TB: Na ja! Wer abgedroschenen Politsprech mag, müsste jetzt sagen: „Ein Schritt in die richtige Richtung, aber noch viel zu wenig…“ Die Meldung belegt immerhin, dass der politische Druck, endlich etwas gegen die Prekarisierung des wissenschaftlichen Mittelbaus zu unternehmen, in den obersten politischen Etagen angekommen ist. Ansonsten wird der fehlende jährliche Investitionsbedarf an den Hochschulen – nach unterschiedlichen Berechnungen – irgendwo zwischen 5 und 10 Mrd. Euro geschätzt.

JVH: Diese fehlenden Milliarden suggerieren: die Liste der ‘Verlierer’ der bestehenden Hochschulpolitik muss viel länger als die der Gewinner sein. Warum ist es trotzdem so schwierig, gemeinsame Interessen zu formulieren bzw. gemeinsame Politik zu machen?

TB: Weil sich immer wieder eine hinreichende Anzahl großer und einflussreicher Universitäten an den Wettbewerben beteiligt, also über die hingehaltenen Stöckchen springt. Allein deswegen, weil sie nur darin eine Chance sehen, ihre Unterfinanzierung bei den Grundausstattungsmitteln ein wenig zu kompensieren.

JVH: Auf Kosten der Mehrheit der Hochschulen, die Verlierer, die von vorneherein keine Chance haben, weil ihnen das Geld fehlt, konkurenzfähig zu sein?

TB: Die Beobachtung, dass die Mehrheit der Hochschulen, insbesondere die kleinen und mittleren Universitäten, die Verlierer des Wettbewerbsmodells sind, stimmt. ‘Theoretisch’ könnten diese innerhalb der Hochschulrektorenkonferenz (HRK) ein politisches Gegengewicht bilden und Widerstand leisten. Dafür ist die HRK allerdings viel zu unpolitisch.

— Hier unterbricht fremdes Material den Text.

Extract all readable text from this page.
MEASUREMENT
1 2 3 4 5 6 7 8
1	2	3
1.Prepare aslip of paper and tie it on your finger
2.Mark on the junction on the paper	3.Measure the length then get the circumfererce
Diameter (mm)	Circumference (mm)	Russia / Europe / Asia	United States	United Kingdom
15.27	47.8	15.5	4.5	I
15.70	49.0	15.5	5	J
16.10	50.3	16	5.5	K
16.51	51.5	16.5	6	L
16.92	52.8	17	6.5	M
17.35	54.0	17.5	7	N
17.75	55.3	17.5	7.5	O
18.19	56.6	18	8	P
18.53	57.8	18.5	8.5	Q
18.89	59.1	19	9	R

JVH: Ist die ökonomische Verwertung von Wissen, sowie die privatwirtschaftliche Umstrukturieung der Hochschulen, nicht lediglich ein Abbild dessen, was überall sonst auch durchgesetzt wird? Kann Bildung diesen Zwängen überhaupt entkommen?

TB: Die emanzipatorische Bildungsforschung war sich immer in einem Punkt einig: dass es nie gelingen wird, Bildungsprozesse vollständig herrschaftsförmig unter Kontrolle zu bringen. Das hängt schlicht damit zusammen, dass Bildung auch individuelles Denkvermögen und Erkenntnistätigkeit, Phantasie und Kritik, freisetzt. Fähigkeiten also, die sich grundsätzlich gegen auferlegte gesellschaftliche Beschränkungen richten und auf eine Erweiterung subjektiver Handlungsfähigkeit und der Verfügung über die eigenen Lebensumstände zielen können.

JVH: Herzlichen Dank für das Gespräch.